Après les nominations Seydina Oumar Touré et de Guy Marius Sagna comme agents de la municipalité de la ville de Dakar, le Président Macky Sall a proféré des menaces à l’endroit des maires ne respectant pas le Code des collectivités territoriales. Beaucoup pensent que ces propos du chef de l’État visent le maire de Dakar. Macky Sall estime que « les collectivités territoriales sont des démembrements de l’Etat ». « On ne saurait laisser les maires faire ce que bon leur semble », estime-t-il. Seneweb est allé consulter le constitutionnaliste Mawa Ndiaye pour trancher ce débat.
Il est vrai que les collectivités territoriales sont des « démembrements de l’Etat ». Et l’autonomie et la libre administration ne veulent pas dire indépendance de ces entités. Toutefois, il ne faut pas oublier que la décentralisation est une option de la République du Sénégal. Et en son l’article 102, la Constitution stipule qu’« elles s’administrent par des assemblées élues au suffrage universel direct ».
“La libre administration et l’autonomie fondent toutes les actions de la collectivité”

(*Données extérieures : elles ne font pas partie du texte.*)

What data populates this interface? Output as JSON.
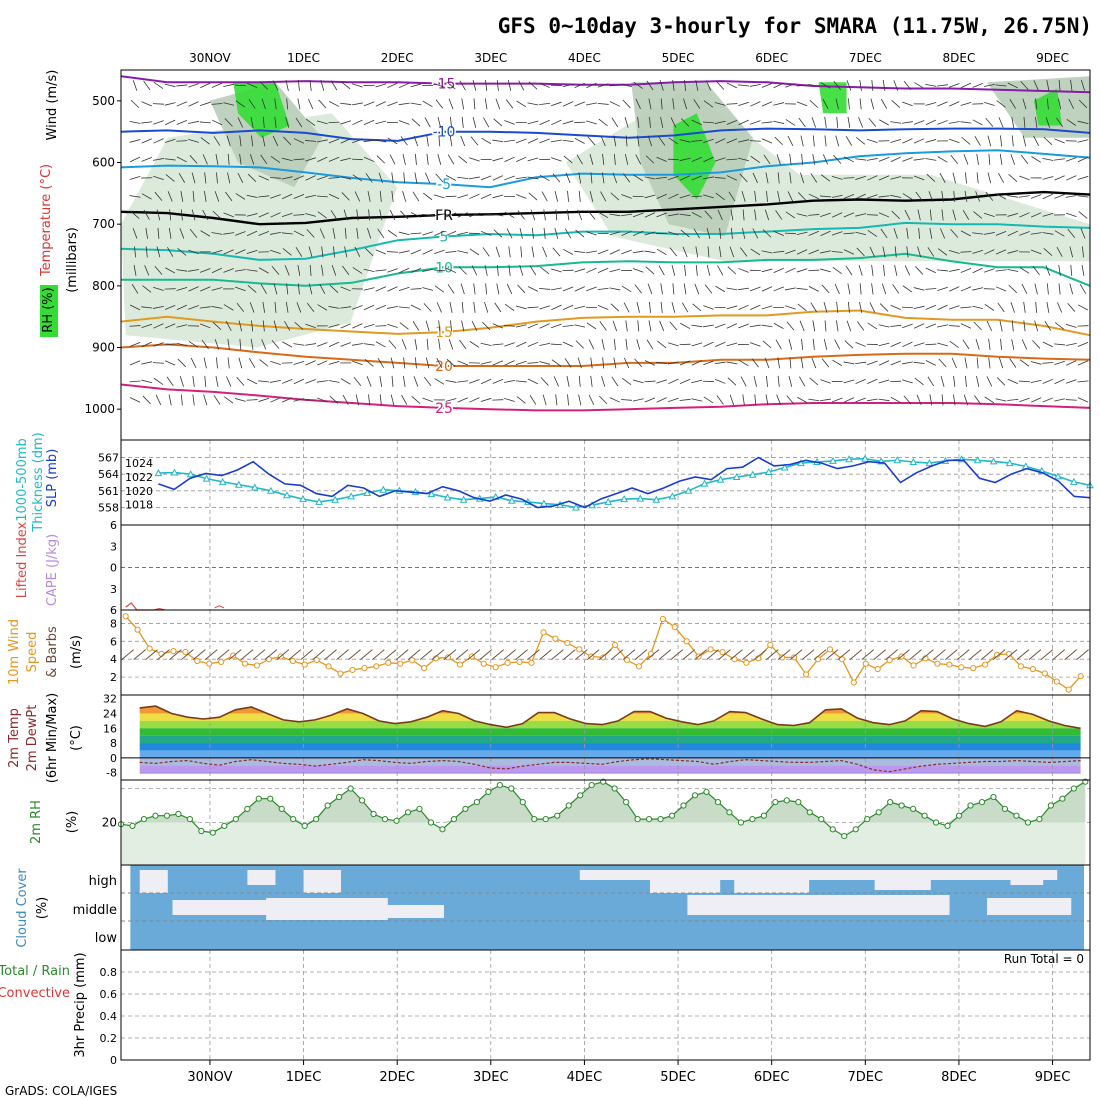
{
  "title": "GFS 0~10day 3-hourly for SMARA (11.75W, 26.75N)",
  "credit": "GrADS: COLA/IGES",
  "date_labels": [
    {
      "label": "30NOV",
      "t": 0.5
    },
    {
      "label": "1DEC",
      "t": 1.5
    },
    {
      "label": "2DEC",
      "t": 2.5
    },
    {
      "label": "3DEC",
      "t": 3.5
    },
    {
      "label": "4DEC",
      "t": 4.5
    },
    {
      "label": "5DEC",
      "t": 5.5
    },
    {
      "label": "6DEC",
      "t": 6.5
    },
    {
      "label": "7DEC",
      "t": 7.5
    },
    {
      "label": "8DEC",
      "t": 8.5
    },
    {
      "label": "9DEC",
      "t": 9.5
    }
  ],
  "panel_labels": {
    "upper": [
      "Wind (m/s)",
      "Temperature (°C)",
      "RH (%)",
      "(millibars)"
    ],
    "pressure": [
      "1000-500mb",
      "Thickness (dm)",
      "SLP (mb)"
    ],
    "stability": [
      "Lifted Index",
      "CAPE (J/kg)"
    ],
    "wind": [
      "10m Wind",
      "Speed",
      "& Barbs",
      "(m/s)"
    ],
    "temp": [
      "2m Temp",
      "2m DewPt",
      "(6hr Min/Max)",
      "(°C)"
    ],
    "rh": [
      "2m RH",
      "(%)"
    ],
    "cloud": [
      "Cloud Cover",
      "(%)"
    ],
    "precip": [
      "Total / Rain",
      "Convective",
      "3hr Precip (mm)"
    ]
  },
  "run_total": "Run Total = 0",
  "colors": {
    "thickness": "#22b8c8",
    "slp": "#1a3ccf",
    "wind_speed": "#e8961e",
    "temp_line": "#7a3a1a",
    "dewpoint": "#8b2a2a",
    "rh_line": "#2a8a2a",
    "cloud": "#6aaad8",
    "rh_green": "#33dd33",
    "lifted_index": "#dd4444"
  },
  "chart_data": [
    {
      "type": "heatmap",
      "title": "Upper-air cross section",
      "ylabel": "millibars",
      "yticks": [
        500,
        600,
        700,
        800,
        900,
        1000
      ],
      "ylim": [
        1050,
        450
      ],
      "isotherms": [
        {
          "label": "-15",
          "color": "#8a1aaa",
          "y": [
            460,
            470,
            470,
            470,
            468,
            470,
            470,
            472,
            472,
            472,
            474,
            474,
            470,
            468,
            470,
            476,
            478,
            480,
            480,
            482,
            484,
            486
          ]
        },
        {
          "label": "-10",
          "color": "#1a4ad0",
          "y": [
            550,
            548,
            552,
            548,
            552,
            562,
            565,
            550,
            550,
            552,
            556,
            560,
            556,
            548,
            545,
            546,
            548,
            546,
            545,
            545,
            546,
            552
          ]
        },
        {
          "label": "-5",
          "color": "#1a9ae0",
          "y": [
            608,
            605,
            606,
            608,
            616,
            625,
            632,
            635,
            640,
            624,
            618,
            620,
            620,
            616,
            606,
            600,
            590,
            585,
            582,
            580,
            586,
            592
          ]
        },
        {
          "label": "FR",
          "color": "#000000",
          "y": [
            680,
            682,
            690,
            700,
            698,
            690,
            688,
            685,
            684,
            682,
            680,
            680,
            676,
            672,
            668,
            662,
            660,
            662,
            660,
            652,
            648,
            652
          ]
        },
        {
          "label": "5",
          "color": "#18b8b0",
          "y": [
            740,
            742,
            748,
            758,
            756,
            742,
            726,
            720,
            716,
            718,
            712,
            712,
            716,
            716,
            712,
            708,
            706,
            698,
            700,
            700,
            704,
            706
          ]
        },
        {
          "label": "10",
          "color": "#18b890",
          "y": [
            790,
            790,
            790,
            796,
            800,
            795,
            780,
            770,
            770,
            768,
            762,
            760,
            762,
            762,
            758,
            758,
            755,
            748,
            760,
            770,
            770,
            800
          ]
        },
        {
          "label": "15",
          "color": "#e09a20",
          "y": [
            858,
            850,
            858,
            865,
            870,
            874,
            878,
            875,
            868,
            858,
            852,
            850,
            850,
            848,
            848,
            842,
            840,
            852,
            855,
            855,
            865,
            880
          ]
        },
        {
          "label": "20",
          "color": "#d86a18",
          "y": [
            900,
            895,
            900,
            908,
            915,
            920,
            925,
            930,
            930,
            930,
            930,
            925,
            925,
            920,
            920,
            915,
            912,
            910,
            910,
            915,
            918,
            920
          ]
        },
        {
          "label": "25",
          "color": "#d02080",
          "y": [
            960,
            968,
            972,
            978,
            985,
            990,
            995,
            998,
            1000,
            1002,
            1002,
            1000,
            998,
            996,
            992,
            990,
            990,
            990,
            990,
            992,
            995,
            998
          ]
        }
      ]
    },
    {
      "type": "line",
      "title": "",
      "yticks_left": [
        558,
        561,
        564,
        567
      ],
      "yticks_right": [
        1018,
        1020,
        1022,
        1024
      ],
      "series": [
        {
          "name": "1000-500mb Thickness (dm)",
          "axis": "left",
          "values": [
            564.2,
            564.3,
            564.0,
            563.2,
            562.6,
            562.1,
            561.6,
            561.0,
            560.2,
            559.5,
            559.0,
            559.4,
            560.0,
            560.6,
            561.2,
            561.0,
            560.8,
            560.4,
            559.8,
            559.4,
            559.6,
            559.9,
            559.2,
            559.0,
            558.7,
            558.5,
            558.0,
            558.4,
            559.0,
            559.5,
            559.6,
            559.4,
            560.0,
            561.0,
            562.3,
            563.0,
            563.5,
            563.9,
            564.4,
            565.2,
            566.0,
            566.2,
            566.4,
            566.7,
            566.8,
            566.3,
            566.5,
            566.2,
            566.0,
            566.4,
            566.7,
            566.5,
            566.3,
            566.0,
            565.4,
            564.6,
            563.6,
            562.6,
            562.0
          ]
        },
        {
          "name": "SLP (mb)",
          "axis": "right",
          "values": [
            1021.0,
            1020.2,
            1021.8,
            1022.5,
            1022.2,
            1023.0,
            1024.2,
            1022.4,
            1021.0,
            1020.8,
            1019.6,
            1019.2,
            1020.8,
            1020.4,
            1019.2,
            1020.0,
            1019.8,
            1019.6,
            1020.6,
            1020.0,
            1019.0,
            1018.5,
            1019.4,
            1018.8,
            1017.6,
            1017.8,
            1018.5,
            1017.6,
            1018.8,
            1019.6,
            1020.4,
            1019.6,
            1020.4,
            1021.4,
            1022.0,
            1021.6,
            1023.2,
            1023.4,
            1024.8,
            1023.6,
            1023.8,
            1024.4,
            1024.0,
            1023.2,
            1023.6,
            1024.2,
            1024.0,
            1021.2,
            1022.6,
            1023.6,
            1024.4,
            1024.4,
            1021.8,
            1021.2,
            1022.4,
            1023.2,
            1022.6,
            1021.4,
            1019.2,
            1019.0
          ]
        }
      ]
    },
    {
      "type": "line",
      "title": "",
      "yticks": [
        6,
        3,
        0,
        -3,
        -6
      ],
      "ylim": [
        -6,
        6
      ],
      "series": [
        {
          "name": "Lifted Index",
          "values": [
            5.6,
            5.0,
            6.0,
            6.0,
            6.0,
            6.0,
            5.8,
            6.0
          ]
        }
      ]
    },
    {
      "type": "line",
      "title": "",
      "yticks": [
        2,
        4,
        6,
        8
      ],
      "ylim": [
        0,
        9.5
      ],
      "series": [
        {
          "name": "10m Wind Speed (m/s)",
          "values": [
            8.8,
            7.3,
            5.2,
            4.6,
            4.9,
            4.8,
            3.8,
            3.5,
            3.7,
            4.4,
            3.5,
            3.3,
            4.0,
            4.3,
            3.8,
            3.4,
            3.9,
            3.2,
            2.4,
            2.8,
            3.0,
            3.2,
            3.6,
            3.5,
            3.9,
            3.0,
            4.1,
            4.2,
            3.4,
            4.3,
            3.5,
            3.1,
            3.6,
            3.7,
            3.6,
            7.0,
            6.3,
            5.8,
            5.1,
            4.3,
            4.2,
            5.6,
            3.9,
            3.2,
            4.6,
            8.5,
            7.6,
            6.0,
            4.3,
            5.1,
            4.8,
            4.0,
            3.6,
            4.1,
            5.6,
            4.2,
            4.2,
            2.3,
            4.0,
            5.1,
            4.0,
            1.4,
            3.5,
            2.9,
            3.9,
            4.3,
            3.3,
            4.1,
            3.5,
            3.4,
            3.1,
            3.0,
            3.4,
            4.5,
            4.6,
            3.2,
            2.9,
            2.4,
            1.5,
            0.6,
            2.1
          ]
        }
      ]
    },
    {
      "type": "area",
      "title": "",
      "yticks": [
        -8,
        0,
        8,
        16,
        24,
        32
      ],
      "ylim": [
        -12,
        34
      ],
      "series": [
        {
          "name": "2m Temp",
          "values": [
            27.0,
            28.0,
            24.0,
            22.0,
            21.0,
            22.0,
            26.0,
            27.5,
            24.0,
            20.5,
            19.5,
            20.5,
            23.0,
            26.5,
            24.0,
            20.0,
            18.5,
            19.5,
            22.0,
            25.5,
            24.0,
            20.0,
            18.0,
            16.5,
            18.5,
            24.5,
            24.5,
            21.0,
            18.5,
            18.0,
            20.0,
            25.0,
            25.0,
            21.5,
            19.5,
            18.0,
            20.0,
            25.0,
            24.5,
            21.0,
            18.0,
            17.5,
            19.0,
            26.0,
            26.5,
            21.5,
            19.0,
            18.0,
            20.0,
            25.5,
            25.0,
            21.0,
            18.5,
            17.0,
            19.5,
            25.5,
            23.5,
            20.0,
            17.5,
            16.0
          ]
        },
        {
          "name": "2m DewPt",
          "values": [
            -2.5,
            -3.0,
            -2.0,
            -1.5,
            -3.0,
            -4.0,
            -2.0,
            -1.0,
            -2.0,
            -3.0,
            -3.5,
            -4.5,
            -3.5,
            -2.5,
            -1.0,
            -1.5,
            -2.5,
            -3.0,
            -2.0,
            -1.5,
            -2.0,
            -3.5,
            -5.5,
            -6.0,
            -4.5,
            -3.5,
            -2.5,
            -2.5,
            -3.0,
            -3.5,
            -2.0,
            -1.0,
            -0.5,
            -1.0,
            -1.5,
            -2.0,
            -3.5,
            -2.0,
            -1.0,
            -1.5,
            -2.0,
            -2.5,
            -2.5,
            -2.0,
            -1.5,
            -3.5,
            -6.5,
            -7.5,
            -6.0,
            -4.5,
            -3.5,
            -3.0,
            -2.5,
            -2.0,
            -2.0,
            -1.5,
            -2.0,
            -2.5,
            -2.0,
            -1.5
          ]
        }
      ]
    },
    {
      "type": "area",
      "title": "",
      "yticks": [
        20
      ],
      "ylim": [
        -5,
        45
      ],
      "series": [
        {
          "name": "2m RH (%)",
          "values": [
            19,
            18,
            22,
            24,
            24,
            25,
            22,
            15,
            14,
            18,
            22,
            28,
            34,
            34,
            28,
            22,
            18,
            22,
            30,
            35,
            40,
            33,
            25,
            22,
            21,
            26,
            28,
            20,
            16,
            22,
            28,
            32,
            38,
            42,
            40,
            32,
            22,
            22,
            24,
            30,
            36,
            42,
            44,
            40,
            32,
            22,
            22,
            22,
            24,
            30,
            36,
            38,
            32,
            26,
            20,
            22,
            24,
            32,
            33,
            32,
            26,
            22,
            16,
            12,
            16,
            22,
            26,
            32,
            30,
            28,
            24,
            20,
            18,
            24,
            30,
            32,
            35,
            28,
            24,
            20,
            22,
            30,
            34,
            40,
            44
          ]
        }
      ]
    },
    {
      "type": "area",
      "title": "",
      "categories": [
        "high",
        "middle",
        "low"
      ],
      "yticks": [
        "high",
        "middle",
        "low"
      ]
    },
    {
      "type": "bar",
      "title": "",
      "yticks": [
        0,
        0.2,
        0.4,
        0.6,
        0.8
      ],
      "ylim": [
        0,
        1
      ],
      "values": []
    }
  ]
}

C’est ce qui fait dire au Constitutionnaliste Mawa Ndiaye, « qu’il y a deux choses qui doivent retenir l’attention lorsqu’on étudie le droit constitutionnel local : la libre administration et l’autonomie ». Pour lui “la libre administration et l’autonomie fondent toutes les actions de la collectivité”. “Tant que l’action, en soi, se borne des limites de loi n° 2013-10 du 28 décembre 2013 portant Code général des collectivités territoriales. Ces 332 articles renferment l’ensemble des droits et obligations de maires et des mairies. Tout ce que la loi offre peut être pris dans son entièreté. Et au terme de l’article 106 alinéa 12 du Code général des collectivités territoriales, le maire est chargé de nommer aux emplois communaux”. En poursuivant, M. Ndiaye précise que l’on pourrait se poser une question légitime. « On parle de commune et pas de ville ». Mais, poursuit-il, à lire l’art. 167 al.4, « la ville a le statut de commune ». Clair.
Donc, la seule possibilité que le Président de la République puisse révoquer un maire, c’est quand la responsabilité de ce dernier est engagée pour les fautes mentionnées à l’article 140 du même Code. Et dans ces fautes on ne parle nullement de défaut de nomination. Et “on n’incrimine pas là où la loi n’incrimine pas” renchérit l’enseignant.
“La Constitution qui donne au maire le droit de s’administrer librement est supérieure à un acte administratif”
Maintenant, il en serait autrement si les personnes recrutées sont sous le coup d’une peine prononcée par le juge leur interdisant d’occuper des postes dans des structures publiques. La loi le prévoit pour les pilleurs de deniers dont la peine est prononcée.
In fine, M. Ndiaye rappelle que « la révocation est un acte administratif, en elle-même tenue par le principe de la légalité ». En clair, la Constitution qui donne au maire le droit de s’administrer librement est supérieure à un acte administratif.
Il est aussi important de rappeler, également le principe de l’article 102 de la constitution qui stipule que les collectivités « participent à la territorialisation des politiques publiques, à la mise en œuvre de la politique générale de l’Etat ainsi qu’à l’élaboration et au suivi des programmes de développement spécifiques à leurs territoires ». Ce qui par ailleurs démontre que ces mêmes collectivités doivent entretenir des rapports assez fluides avec l’Etat. D’où l’importance d’une pacification des rapports entre Etat et collectivités.